Virtual Eye Vision With Hololens (DeveloperWeek Global 2020)

Discover the capabilities of HoloLens and Cognitive Services in a demo showcasing face detection, text-to-speech synthesis, and multimodal interaction, with potential applications in virtual assistance, education, and entertainment.

Key takeaways
  • HoloLens: A holographic device that provides a combination of sensors for describing, identifying the environment around the person. It has a computer itself, with a Qualcomm CPU, holographic processing unit, memory, and persistent storage, and connectivity aspects.
  • Cognitive Services: AI-powered services that run in the cloud or at the edge, with machine learning built-in, allowing developers to build applications without needing to be data scientists.
  • Face Detection and Identification: Using the HoloLens device, a demo of face detection and identification is showcased, with the ability to recognize age, gender, emotions, and other attributes.
  • Text-to-Speech Synthesis: Text-to-speech synthesis is also demonstrated, with the ability to customize voice styles, rates, pitch, and volume.

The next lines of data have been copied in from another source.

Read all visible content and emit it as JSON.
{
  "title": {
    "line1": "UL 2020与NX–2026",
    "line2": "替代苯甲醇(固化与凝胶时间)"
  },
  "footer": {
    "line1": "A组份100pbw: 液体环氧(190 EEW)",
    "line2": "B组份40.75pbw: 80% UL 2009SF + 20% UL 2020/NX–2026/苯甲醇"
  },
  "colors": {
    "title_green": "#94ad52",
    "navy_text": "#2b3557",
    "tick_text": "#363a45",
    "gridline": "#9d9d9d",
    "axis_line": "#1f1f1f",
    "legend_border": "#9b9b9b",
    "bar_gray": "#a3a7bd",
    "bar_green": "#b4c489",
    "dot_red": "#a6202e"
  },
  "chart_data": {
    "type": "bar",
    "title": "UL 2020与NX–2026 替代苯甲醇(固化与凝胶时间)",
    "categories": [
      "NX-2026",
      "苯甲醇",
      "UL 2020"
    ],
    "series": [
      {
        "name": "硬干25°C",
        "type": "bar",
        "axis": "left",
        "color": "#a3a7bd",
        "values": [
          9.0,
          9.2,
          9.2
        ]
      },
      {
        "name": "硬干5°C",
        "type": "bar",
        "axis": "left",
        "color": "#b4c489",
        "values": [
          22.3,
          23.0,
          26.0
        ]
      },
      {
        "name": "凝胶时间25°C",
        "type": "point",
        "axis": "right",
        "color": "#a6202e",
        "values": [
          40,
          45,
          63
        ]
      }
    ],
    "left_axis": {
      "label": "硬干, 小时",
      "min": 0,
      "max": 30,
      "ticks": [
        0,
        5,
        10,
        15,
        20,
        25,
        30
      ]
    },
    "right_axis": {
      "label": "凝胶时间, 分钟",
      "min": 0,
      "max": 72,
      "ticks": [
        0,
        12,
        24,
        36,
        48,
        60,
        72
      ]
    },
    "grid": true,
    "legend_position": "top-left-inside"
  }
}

  • Programmability: The Cognitive Services API is accessible through REST or SDKs, allowing developers to build applications using various programming languages (e.g., .NET, Java, JavaScript, Python).
  • Edge Computing: The HoloLens device can run the Cognitive Services locally, reducing the need for cloud connectivity and allowing for offline usage.

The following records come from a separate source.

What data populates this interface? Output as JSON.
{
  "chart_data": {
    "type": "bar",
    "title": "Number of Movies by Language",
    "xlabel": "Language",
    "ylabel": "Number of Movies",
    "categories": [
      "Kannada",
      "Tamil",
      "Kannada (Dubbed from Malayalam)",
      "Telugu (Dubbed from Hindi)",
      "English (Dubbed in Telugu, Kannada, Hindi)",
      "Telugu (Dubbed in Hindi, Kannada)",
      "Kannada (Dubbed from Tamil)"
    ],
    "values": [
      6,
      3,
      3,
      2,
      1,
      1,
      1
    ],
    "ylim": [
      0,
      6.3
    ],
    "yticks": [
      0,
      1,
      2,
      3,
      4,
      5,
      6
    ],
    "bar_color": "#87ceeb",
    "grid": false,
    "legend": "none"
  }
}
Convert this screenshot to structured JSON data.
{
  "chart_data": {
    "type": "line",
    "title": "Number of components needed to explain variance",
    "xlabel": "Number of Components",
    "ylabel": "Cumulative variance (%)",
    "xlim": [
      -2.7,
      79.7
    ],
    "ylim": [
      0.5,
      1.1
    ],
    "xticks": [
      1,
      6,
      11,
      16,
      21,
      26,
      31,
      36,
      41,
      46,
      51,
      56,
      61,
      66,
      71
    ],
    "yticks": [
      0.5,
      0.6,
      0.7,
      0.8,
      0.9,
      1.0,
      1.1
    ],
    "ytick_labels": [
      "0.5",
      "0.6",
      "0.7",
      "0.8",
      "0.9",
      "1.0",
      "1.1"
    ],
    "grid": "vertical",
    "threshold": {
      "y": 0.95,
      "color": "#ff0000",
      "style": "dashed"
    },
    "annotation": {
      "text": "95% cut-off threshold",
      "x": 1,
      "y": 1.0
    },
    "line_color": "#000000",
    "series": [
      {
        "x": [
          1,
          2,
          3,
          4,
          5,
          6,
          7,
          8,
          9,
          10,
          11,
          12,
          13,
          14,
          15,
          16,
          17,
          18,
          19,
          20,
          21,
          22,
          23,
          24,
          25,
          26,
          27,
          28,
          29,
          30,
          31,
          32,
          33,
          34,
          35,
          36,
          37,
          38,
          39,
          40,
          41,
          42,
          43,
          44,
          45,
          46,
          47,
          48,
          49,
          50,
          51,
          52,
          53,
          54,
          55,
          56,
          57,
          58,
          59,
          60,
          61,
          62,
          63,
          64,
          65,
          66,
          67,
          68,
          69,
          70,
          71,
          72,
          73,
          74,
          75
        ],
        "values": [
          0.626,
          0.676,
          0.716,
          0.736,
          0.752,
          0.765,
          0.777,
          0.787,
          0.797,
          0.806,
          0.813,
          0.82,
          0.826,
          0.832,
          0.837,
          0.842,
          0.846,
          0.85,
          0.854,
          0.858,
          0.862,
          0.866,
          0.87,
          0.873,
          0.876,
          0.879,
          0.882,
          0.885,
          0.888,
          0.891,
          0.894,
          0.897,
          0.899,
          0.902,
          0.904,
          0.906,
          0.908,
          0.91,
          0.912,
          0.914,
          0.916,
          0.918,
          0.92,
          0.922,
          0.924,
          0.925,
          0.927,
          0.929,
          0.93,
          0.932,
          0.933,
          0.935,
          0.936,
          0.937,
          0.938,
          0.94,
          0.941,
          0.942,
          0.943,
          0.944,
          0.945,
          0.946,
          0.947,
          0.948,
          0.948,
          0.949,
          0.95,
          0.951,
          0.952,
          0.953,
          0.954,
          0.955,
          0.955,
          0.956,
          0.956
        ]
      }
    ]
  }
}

  • Accessibility: The technology has the potential to enhance the lives of people with visual impairments, enabling them to “see” the world around them through voice commands and guidance.
  • Multimodal Interaction: The HoloLens device allows for multimodal interaction, incorporating voice, hand gestures, and eye tracking to convert camera feeds into voice instructions.
  • Neural Voice: The device has a neural voice option, which uses neural networks to build a voice as natural and human-like as possible.
  • Video Recognition: The Cognitive Services API can recognize scenes, objects, and facial expressions in videos.
  • Application Possibilities: The technology has the potential to be used in various applications, such as virtual assistance, education, and entertainment.
  • Open-Source: The source code for the demo is available on GitHub, allowing developers to work with and learn from the technology.
  • Directions and Guidance: The device can provide directions and guidance to users, enhancing their navigation and interaction with the environment.